Years ago a young boy woke up in the morning, only to have his parents tell him that the World Trade Center was forcibly demolished with the use of civilian aircraft. A large chunk of the Pentagon was also taken out in a kamikaze attack. In a very heroic and honourable attempt to stand up against their hijackers, passengers crashed a fourth plane into open land, killing earthworms instead of more people.

'Hi, I am the world's most wanted terrorist. Wait, I mean I was...'

On Labour Day, the young boy, now not so young anymore, received news that the mastermind behind the 9/11 attacks finally got screwed. Osama bin Laden, the main character in many unkind (but funny) jokes I've heard, was shot to death in an operation which involved more than 2 dozen people going after 1 man's head.

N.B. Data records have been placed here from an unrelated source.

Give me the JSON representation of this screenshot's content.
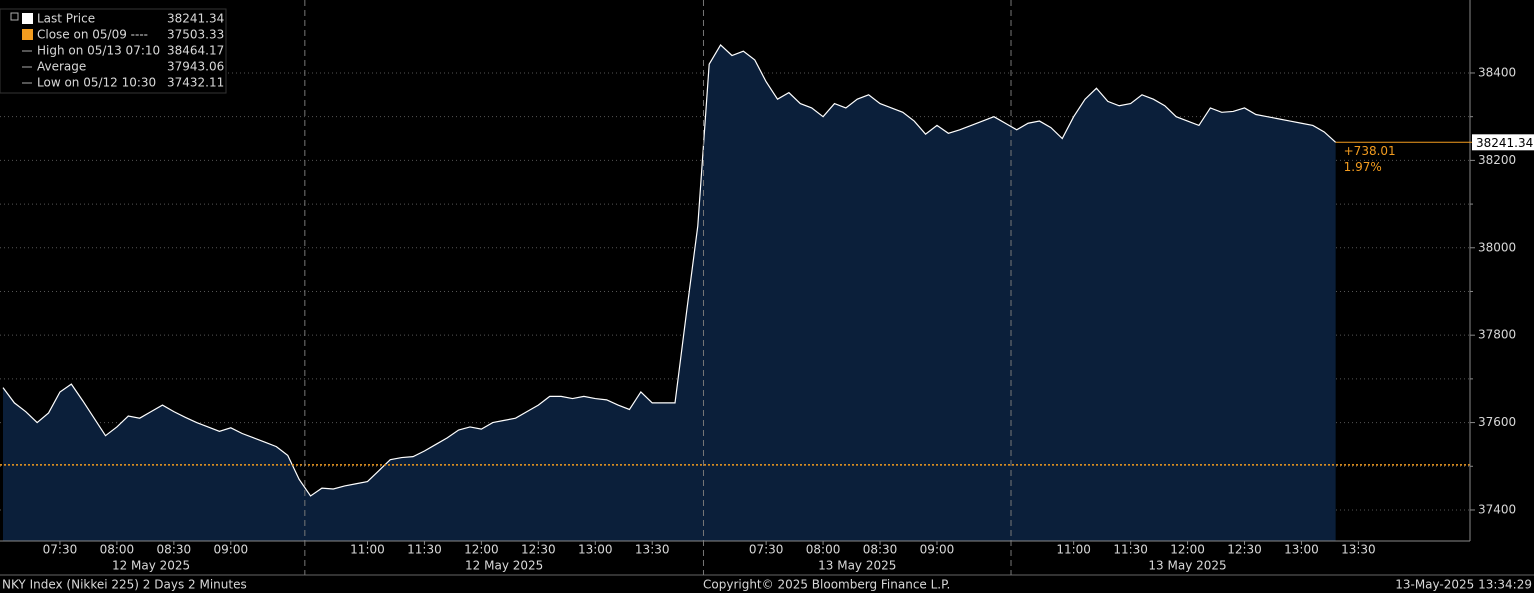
{
  "chart_data": {
    "type": "line",
    "area": true,
    "grid": true,
    "series": [
      {
        "name": "Last Price",
        "color": "#ffffff",
        "fill": "#0b1f3a",
        "values": [
          37680,
          37645,
          37625,
          37600,
          37622,
          37670,
          37688,
          37650,
          37610,
          37570,
          37590,
          37615,
          37610,
          37625,
          37640,
          37625,
          37612,
          37600,
          37590,
          37580,
          37588,
          37575,
          37565,
          37555,
          37545,
          37525,
          37470,
          37432.11,
          37450,
          37448,
          37455,
          37460,
          37465,
          37490,
          37515,
          37520,
          37522,
          37535,
          37550,
          37565,
          37583,
          37590,
          37585,
          37600,
          37605,
          37610,
          37625,
          37640,
          37660,
          37660,
          37655,
          37660,
          37655,
          37652,
          37640,
          37630,
          37670,
          37645,
          37645,
          37645,
          37850,
          38050,
          38420,
          38464.17,
          38440,
          38450,
          38430,
          38380,
          38340,
          38355,
          38330,
          38320,
          38300,
          38330,
          38320,
          38340,
          38350,
          38330,
          38320,
          38310,
          38290,
          38260,
          38280,
          38262,
          38270,
          38280,
          38290,
          38300,
          38285,
          38270,
          38285,
          38290,
          38275,
          38250,
          38300,
          38340,
          38365,
          38335,
          38325,
          38330,
          38350,
          38340,
          38325,
          38300,
          38290,
          38280,
          38320,
          38310,
          38312,
          38320,
          38305,
          38300,
          38295,
          38290,
          38285,
          38280,
          38265,
          38241.34,
          null,
          null
        ]
      }
    ],
    "categories": [
      null,
      null,
      null,
      null,
      null,
      "07:30",
      null,
      null,
      null,
      null,
      "08:00",
      null,
      null,
      null,
      null,
      "08:30",
      null,
      null,
      null,
      null,
      "09:00",
      null,
      null,
      null,
      null,
      null,
      null,
      null,
      null,
      null,
      null,
      null,
      "11:00",
      null,
      null,
      null,
      null,
      "11:30",
      null,
      null,
      null,
      null,
      "12:00",
      null,
      null,
      null,
      null,
      "12:30",
      null,
      null,
      null,
      null,
      "13:00",
      null,
      null,
      null,
      null,
      "13:30",
      null,
      null,
      null,
      null,
      null,
      null,
      null,
      null,
      null,
      "07:30",
      null,
      null,
      null,
      null,
      "08:00",
      null,
      null,
      null,
      null,
      "08:30",
      null,
      null,
      null,
      null,
      "09:00",
      null,
      null,
      null,
      null,
      null,
      null,
      null,
      null,
      null,
      null,
      null,
      "11:00",
      null,
      null,
      null,
      null,
      "11:30",
      null,
      null,
      null,
      null,
      "12:00",
      null,
      null,
      null,
      null,
      "12:30",
      null,
      null,
      null,
      null,
      "13:00",
      null,
      null,
      null,
      null,
      "13:30"
    ],
    "x_groups": [
      {
        "label": "12 May 2025",
        "start": 0,
        "end": 26
      },
      {
        "label": "12 May 2025",
        "start": 27,
        "end": 61
      },
      {
        "label": "13 May 2025",
        "start": 62,
        "end": 88
      },
      {
        "label": "13 May 2025",
        "start": 89,
        "end": 119
      }
    ],
    "ylim": [
      37329,
      38567
    ],
    "yticks": [
      37400,
      37600,
      37800,
      38000,
      38200,
      38400
    ],
    "minor_yticks": [
      37500,
      37700,
      37900,
      38100,
      38300
    ],
    "legend": [
      {
        "label": "Last Price",
        "value": 38241.34,
        "color": "#ffffff"
      },
      {
        "label": "Close on 05/09 ----",
        "value": 37503.33,
        "color": "#f39c1f"
      },
      {
        "label": "High on 05/13 07:10",
        "value": 38464.17
      },
      {
        "label": "Average",
        "value": 37943.06
      },
      {
        "label": "Low on 05/12 10:30",
        "value": 37432.11
      }
    ],
    "change": {
      "value": 738.01,
      "label": "+738.01"
    },
    "change_pct": {
      "value": 1.97,
      "label": "1.97%"
    },
    "footer": {
      "left": "NKY Index (Nikkei 225) 2 Days 2 Minutes",
      "center": "Copyright© 2025 Bloomberg Finance L.P.",
      "right": "13-May-2025 13:34:29"
    }
  }
}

The world's most wanted terrorist's only possible escape was to grab his jetpack and fly into the distance. Unfortunately, he couldn't find it.

When the fourth plane killed its family, one single earthworm got so pissed...

'SO LONG SUCKER!!!!'

...it stole Osama's escape ticket. Osama didn't stand a chance against those elite Navy SEALS.

So ends the story of one guy famous for all the wrong reasons. Of course, photos of his body will not be circulated after Mr President of the United States said no way. However, I'm sure many of you readers would just like to assume he's dead meat until and unless we see him taking his dog for a walk in the park. I agree with you guys.

'Bye folks! Miss me! And please ladies, no more pictures...'

He can only hope whatever he heard about the 72 virgins in heaven was correct.